Esa práctica de vender los cargos de la administración imperial constituye un ejemplo especialmente delicado; por una parte, los gobiernos tardorromano y bizantino deseaban poner coto a los abusos que se producían en ese sentido, mientras que por otra tanto uno como otro utilizaban dicha costumbre como instrumento financiero y como mecanismo de selección. En 439 se obligó a todos los gobernadores de provincia recién nombrados a jurar que no habían pagado por la obtención del cargo:
Ordenamos que los varones designados para el gobierno de una provincia no obtengan su ascenso mediante soborno ni pago alguno, sino por propio merecimiento debidamente probado y por recomendación tuya [esto es, del prefecto]; declaren bajo juramento que para la obtención de sus responsabilidades no han efectuado ningún pago ni lo efectuarán en el futuro (CJ, IX, 27, 6 pr.).

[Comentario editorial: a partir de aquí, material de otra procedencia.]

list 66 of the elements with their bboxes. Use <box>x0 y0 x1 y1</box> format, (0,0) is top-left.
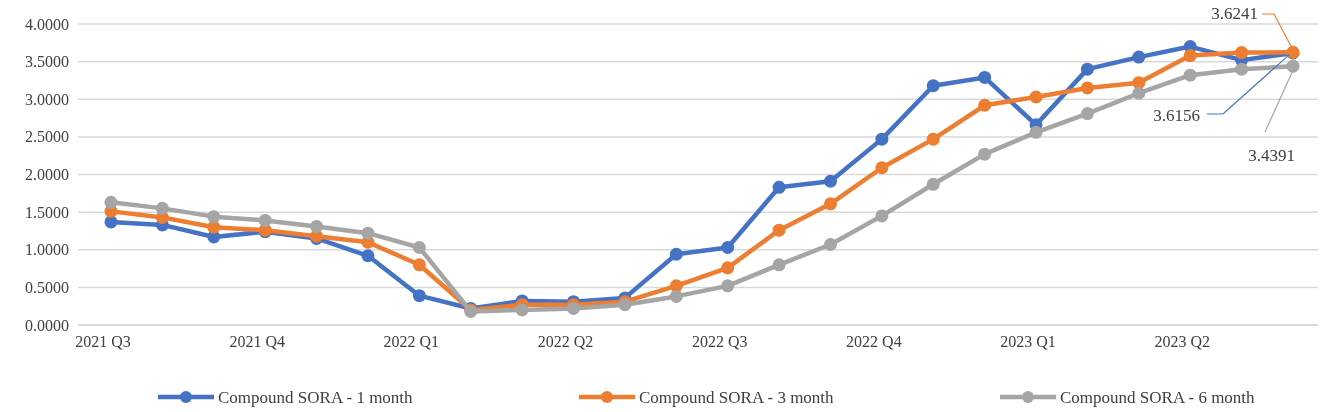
point <box>155 201 169 215</box>
point <box>823 197 837 211</box>
point <box>875 209 889 223</box>
point <box>412 289 426 303</box>
point <box>310 219 324 233</box>
data-label: 3.4391 <box>1248 146 1295 165</box>
x-tick-label: 2021 Q4 <box>229 333 285 350</box>
legend-label: Compound SORA - 6 month <box>1060 387 1256 407</box>
point <box>823 174 837 188</box>
y-tick-label: 4.0000 <box>25 15 69 33</box>
point <box>669 289 683 303</box>
point <box>1029 90 1043 104</box>
point <box>515 303 529 317</box>
x-tick-label: 2022 Q2 <box>537 333 594 350</box>
point <box>926 132 940 146</box>
point <box>258 213 272 227</box>
legend-label: Compound SORA - 1 month <box>218 387 414 407</box>
point <box>1080 62 1094 76</box>
point <box>669 247 683 261</box>
point <box>412 240 426 254</box>
point <box>1080 107 1094 121</box>
data-label: 3.6241 <box>1211 4 1258 23</box>
point <box>772 258 786 272</box>
point <box>1029 125 1043 139</box>
point <box>772 223 786 237</box>
point <box>361 249 375 263</box>
point <box>823 237 837 251</box>
y-tick-label: 0.0000 <box>25 316 69 334</box>
point <box>1132 86 1146 100</box>
x-tick-label: 2022 Q3 <box>691 333 748 350</box>
point <box>412 258 426 272</box>
point <box>104 195 118 209</box>
point <box>1183 49 1197 63</box>
point <box>721 261 735 275</box>
x-tick-label: 2023 Q1 <box>1000 333 1056 350</box>
point <box>1235 46 1249 60</box>
y-tick-label: 1.0000 <box>25 241 69 259</box>
x-tick-label: 2022 Q4 <box>846 333 902 350</box>
point <box>1132 50 1146 64</box>
x-tick-label: 2023 Q2 <box>1154 333 1210 350</box>
point <box>926 79 940 93</box>
point <box>1235 62 1249 76</box>
point <box>1286 59 1300 73</box>
point <box>361 226 375 240</box>
point <box>926 177 940 191</box>
legend-label: Compound SORA - 3 month <box>639 387 835 407</box>
point <box>875 161 889 175</box>
y-tick-label: 3.5000 <box>25 53 69 71</box>
point <box>721 240 735 254</box>
point <box>207 210 221 224</box>
point <box>721 279 735 293</box>
point <box>875 132 889 146</box>
point <box>1183 68 1197 82</box>
point <box>978 70 992 84</box>
point <box>978 98 992 112</box>
point <box>978 147 992 161</box>
y-tick-label: 0.5000 <box>25 278 69 296</box>
point <box>772 180 786 194</box>
x-tick-label: 2021 Q3 <box>75 333 131 350</box>
data-label: 3.6156 <box>1153 106 1200 125</box>
y-tick-label: 2.0000 <box>25 166 69 184</box>
point <box>1080 81 1094 95</box>
y-tick-label: 2.5000 <box>25 128 69 146</box>
x-tick-label: 2022 Q1 <box>383 333 440 350</box>
y-tick-label: 1.5000 <box>25 203 69 221</box>
y-tick-label: 3.0000 <box>25 90 69 108</box>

No obstante, los emperadores sucesivos siguieron vendiendo los cargos públicos: Zenón, por ejemplo, elevó el precio del gobierno de Egipto de 50 libras de oro a cerca de 500 (Maleo, fr. 16, Blockley). Justiniano intentó una vez más poner coto a dicha costumbre, repitiendo la mencionada obligación de prestar juramento que tenían los funcionarios en el instante de recibir su nombramiento; de nuevo, sin embargo, vemos cómo Procopio se lamenta de que el propio Justiniano siguiera vendiendo los cargos ese mismo año (Just., Nov., 8; Procopio, Historia arcana, XXI, 9 ss.).[162] Este ejemplo ilustra a un tiempo la debilidad del gobierno y la ausencia de remedios efectivos a su alcance. La consecuencia y el fundamento de la venta de los oficios era naturalmente la corrupción de los propios funcionarios, que, para recuperar el dinero invertido, recurrían al cohecho, práctica que por lo demás constituía uno de los principales alicientes de la compra del cargo. La corrupción, tanto por lo que se refiere a la compra más o menos descarada de favores, como a la rapacidad de los dignatarios, afectaba a todos los niveles, como suele ocurrir en toda sociedad que carece de unos procedimientos transparentes. No debemos concluir, sin embargo, como algunos han pretendido, que la corrupción fue en sí misma uno de los principales factores de la decadencia y ulterior hundimiento del imperio romano, y tener mucho cuidado en no introducir criterios modernistas (y moralistas) en el estudio de un sistema tradicional.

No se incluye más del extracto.